By This We Know Love

 But the most important place in Scripture (or anywhere else) we see love demonstrated through faith-empowered obedience is in Jesus:
  • By this we know love, that he laid down his life for us (1 John 3:16).
  • God shows his love for us in that while we were still sinners, Christ died for us (Romans 5:8).
  • Greater love has no one than this, that someone lay down his life for his friends (John 15:13).

Supreme love was made visible in Jesus’s death on the cross, where “the founder and perfecter of our faith” (Hebrews 12:2) pursued his, and our full, eternal joy (John 15:11) through his obedience in the midst of the greatest suffering (Hebrews 5:8). God wore his love on his bloody sleeve.
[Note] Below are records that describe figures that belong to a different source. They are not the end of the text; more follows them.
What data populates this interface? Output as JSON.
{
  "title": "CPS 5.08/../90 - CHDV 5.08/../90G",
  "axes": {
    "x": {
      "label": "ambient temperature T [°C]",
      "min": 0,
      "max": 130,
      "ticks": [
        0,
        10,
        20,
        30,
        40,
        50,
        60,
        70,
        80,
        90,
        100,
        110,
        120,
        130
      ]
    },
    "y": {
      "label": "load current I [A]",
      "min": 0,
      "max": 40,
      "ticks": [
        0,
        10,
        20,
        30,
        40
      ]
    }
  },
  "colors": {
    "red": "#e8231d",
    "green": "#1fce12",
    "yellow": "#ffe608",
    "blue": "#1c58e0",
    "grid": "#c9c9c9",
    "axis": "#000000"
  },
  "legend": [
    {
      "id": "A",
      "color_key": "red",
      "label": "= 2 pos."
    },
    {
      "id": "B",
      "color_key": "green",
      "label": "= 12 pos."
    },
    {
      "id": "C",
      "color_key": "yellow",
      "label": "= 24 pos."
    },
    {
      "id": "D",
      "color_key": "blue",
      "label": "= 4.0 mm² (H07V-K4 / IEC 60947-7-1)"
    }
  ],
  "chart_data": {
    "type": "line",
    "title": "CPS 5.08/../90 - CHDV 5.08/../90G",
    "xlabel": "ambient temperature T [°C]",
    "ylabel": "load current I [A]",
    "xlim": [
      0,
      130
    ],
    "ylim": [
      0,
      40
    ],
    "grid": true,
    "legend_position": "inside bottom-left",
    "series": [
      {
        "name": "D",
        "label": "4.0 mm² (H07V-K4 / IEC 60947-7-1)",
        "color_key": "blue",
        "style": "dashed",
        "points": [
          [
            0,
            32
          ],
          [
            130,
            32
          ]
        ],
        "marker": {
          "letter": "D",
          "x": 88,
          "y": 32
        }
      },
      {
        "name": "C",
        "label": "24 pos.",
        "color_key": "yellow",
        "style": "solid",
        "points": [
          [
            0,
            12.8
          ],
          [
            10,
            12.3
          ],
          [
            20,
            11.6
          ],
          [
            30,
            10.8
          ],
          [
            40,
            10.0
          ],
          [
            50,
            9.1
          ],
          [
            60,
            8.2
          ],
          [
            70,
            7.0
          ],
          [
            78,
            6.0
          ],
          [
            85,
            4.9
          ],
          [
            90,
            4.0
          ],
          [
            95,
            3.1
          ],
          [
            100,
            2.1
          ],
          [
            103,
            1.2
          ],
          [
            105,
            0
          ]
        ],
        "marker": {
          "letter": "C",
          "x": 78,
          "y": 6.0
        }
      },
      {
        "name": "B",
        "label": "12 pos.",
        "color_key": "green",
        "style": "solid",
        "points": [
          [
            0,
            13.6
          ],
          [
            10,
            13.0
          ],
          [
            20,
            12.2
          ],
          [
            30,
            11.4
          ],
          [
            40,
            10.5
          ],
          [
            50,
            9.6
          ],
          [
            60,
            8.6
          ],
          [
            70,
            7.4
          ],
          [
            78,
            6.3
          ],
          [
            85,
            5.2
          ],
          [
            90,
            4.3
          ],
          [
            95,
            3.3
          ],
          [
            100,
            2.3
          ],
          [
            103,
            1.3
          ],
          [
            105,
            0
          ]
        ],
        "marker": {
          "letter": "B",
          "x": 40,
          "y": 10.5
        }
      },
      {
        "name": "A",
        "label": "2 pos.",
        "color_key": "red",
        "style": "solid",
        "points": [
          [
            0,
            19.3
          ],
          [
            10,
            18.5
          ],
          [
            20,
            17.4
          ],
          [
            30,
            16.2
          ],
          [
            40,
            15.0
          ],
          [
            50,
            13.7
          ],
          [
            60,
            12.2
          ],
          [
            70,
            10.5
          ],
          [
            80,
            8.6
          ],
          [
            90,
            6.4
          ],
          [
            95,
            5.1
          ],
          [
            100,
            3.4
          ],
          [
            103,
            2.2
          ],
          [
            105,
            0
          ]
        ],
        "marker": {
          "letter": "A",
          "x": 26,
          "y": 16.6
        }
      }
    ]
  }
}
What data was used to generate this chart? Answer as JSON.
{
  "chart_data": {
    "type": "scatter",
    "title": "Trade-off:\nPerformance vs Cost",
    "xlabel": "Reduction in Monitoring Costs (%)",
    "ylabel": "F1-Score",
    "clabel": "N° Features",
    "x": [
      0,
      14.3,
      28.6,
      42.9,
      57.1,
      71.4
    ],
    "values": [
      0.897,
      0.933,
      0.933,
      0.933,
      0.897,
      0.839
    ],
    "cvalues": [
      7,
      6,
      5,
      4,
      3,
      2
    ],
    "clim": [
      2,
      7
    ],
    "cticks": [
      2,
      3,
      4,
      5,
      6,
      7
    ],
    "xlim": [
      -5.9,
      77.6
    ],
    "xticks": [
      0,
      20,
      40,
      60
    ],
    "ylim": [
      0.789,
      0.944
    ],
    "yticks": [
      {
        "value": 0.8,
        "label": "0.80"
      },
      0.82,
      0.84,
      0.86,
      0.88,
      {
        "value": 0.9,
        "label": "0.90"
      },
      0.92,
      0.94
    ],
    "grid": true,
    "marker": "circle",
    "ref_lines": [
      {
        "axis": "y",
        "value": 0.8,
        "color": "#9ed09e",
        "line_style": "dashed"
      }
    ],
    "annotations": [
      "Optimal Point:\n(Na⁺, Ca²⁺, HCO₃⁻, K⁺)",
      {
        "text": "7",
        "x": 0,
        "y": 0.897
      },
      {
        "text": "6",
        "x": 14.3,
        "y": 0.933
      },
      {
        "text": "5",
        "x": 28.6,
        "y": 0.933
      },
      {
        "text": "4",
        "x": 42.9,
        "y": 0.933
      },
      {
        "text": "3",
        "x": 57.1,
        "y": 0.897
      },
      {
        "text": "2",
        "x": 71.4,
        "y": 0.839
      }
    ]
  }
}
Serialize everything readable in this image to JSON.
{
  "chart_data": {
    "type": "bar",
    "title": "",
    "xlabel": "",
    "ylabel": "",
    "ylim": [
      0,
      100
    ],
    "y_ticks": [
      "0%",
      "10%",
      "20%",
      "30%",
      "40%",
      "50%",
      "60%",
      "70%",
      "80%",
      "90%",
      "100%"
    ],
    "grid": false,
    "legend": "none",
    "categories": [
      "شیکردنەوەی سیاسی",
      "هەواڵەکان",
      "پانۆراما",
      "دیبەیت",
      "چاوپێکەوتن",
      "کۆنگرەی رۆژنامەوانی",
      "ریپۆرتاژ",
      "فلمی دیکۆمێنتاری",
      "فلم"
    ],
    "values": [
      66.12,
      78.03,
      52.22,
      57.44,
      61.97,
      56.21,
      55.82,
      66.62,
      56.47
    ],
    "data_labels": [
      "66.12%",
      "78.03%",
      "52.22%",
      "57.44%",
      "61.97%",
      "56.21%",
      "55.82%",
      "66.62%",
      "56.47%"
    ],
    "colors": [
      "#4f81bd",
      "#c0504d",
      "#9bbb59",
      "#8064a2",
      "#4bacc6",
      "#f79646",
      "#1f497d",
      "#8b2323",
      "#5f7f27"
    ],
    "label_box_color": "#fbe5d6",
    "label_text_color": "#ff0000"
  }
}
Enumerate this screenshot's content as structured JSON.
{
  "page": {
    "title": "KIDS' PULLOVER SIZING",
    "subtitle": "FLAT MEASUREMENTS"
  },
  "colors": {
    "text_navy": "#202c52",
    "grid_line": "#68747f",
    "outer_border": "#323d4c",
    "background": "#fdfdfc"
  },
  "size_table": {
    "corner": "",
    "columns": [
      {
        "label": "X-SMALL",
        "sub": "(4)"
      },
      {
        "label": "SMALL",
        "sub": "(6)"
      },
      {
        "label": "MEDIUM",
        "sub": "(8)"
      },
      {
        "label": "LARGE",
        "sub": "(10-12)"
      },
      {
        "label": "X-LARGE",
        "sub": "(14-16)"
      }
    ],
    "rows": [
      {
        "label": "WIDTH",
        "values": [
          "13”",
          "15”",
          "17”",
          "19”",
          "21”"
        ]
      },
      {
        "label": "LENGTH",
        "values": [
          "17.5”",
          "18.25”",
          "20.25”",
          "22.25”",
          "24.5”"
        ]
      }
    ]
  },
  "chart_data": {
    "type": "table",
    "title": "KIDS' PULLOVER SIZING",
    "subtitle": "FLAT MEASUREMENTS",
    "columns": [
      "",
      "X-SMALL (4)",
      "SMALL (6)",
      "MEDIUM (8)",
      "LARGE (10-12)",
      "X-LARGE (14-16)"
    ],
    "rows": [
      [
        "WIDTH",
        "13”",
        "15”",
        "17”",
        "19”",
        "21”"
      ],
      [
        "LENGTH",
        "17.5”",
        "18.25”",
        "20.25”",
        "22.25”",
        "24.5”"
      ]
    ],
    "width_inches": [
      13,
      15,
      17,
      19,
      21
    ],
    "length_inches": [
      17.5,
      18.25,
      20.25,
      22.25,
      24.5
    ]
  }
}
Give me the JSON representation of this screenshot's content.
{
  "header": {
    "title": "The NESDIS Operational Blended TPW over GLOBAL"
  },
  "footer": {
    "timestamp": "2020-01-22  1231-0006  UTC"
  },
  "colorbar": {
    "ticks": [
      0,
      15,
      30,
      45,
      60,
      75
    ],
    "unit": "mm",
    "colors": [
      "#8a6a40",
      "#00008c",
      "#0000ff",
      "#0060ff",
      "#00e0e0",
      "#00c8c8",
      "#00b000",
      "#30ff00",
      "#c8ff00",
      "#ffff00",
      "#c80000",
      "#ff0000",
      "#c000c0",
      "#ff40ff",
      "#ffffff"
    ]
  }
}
Jesus did not merely “love in word or talk but in deed and in truth” (1 John 3:18). “By this we know love.”

How do we know if we love Jesus? By what we consistently (not perfectly) do and don’t do. All lovers of Jesus keenly know we don’t love him perfectly. “We all stumble in many ways” (James 3:2), and “if we say we have no sin, we deceive ourselves, and the truth is not in us” (1 John 1:8). But “if we say we have fellowship with [Jesus] while we walk in darkness, we lie and do not practice the truth” (1 John 1:6).

We know what love is by what love does. All lovers of Jesus refuse to walk in persistent, conscious disobedience to him. Our faith-empowered obedience in public and private places is the God-designed evidence of our love for Jesus.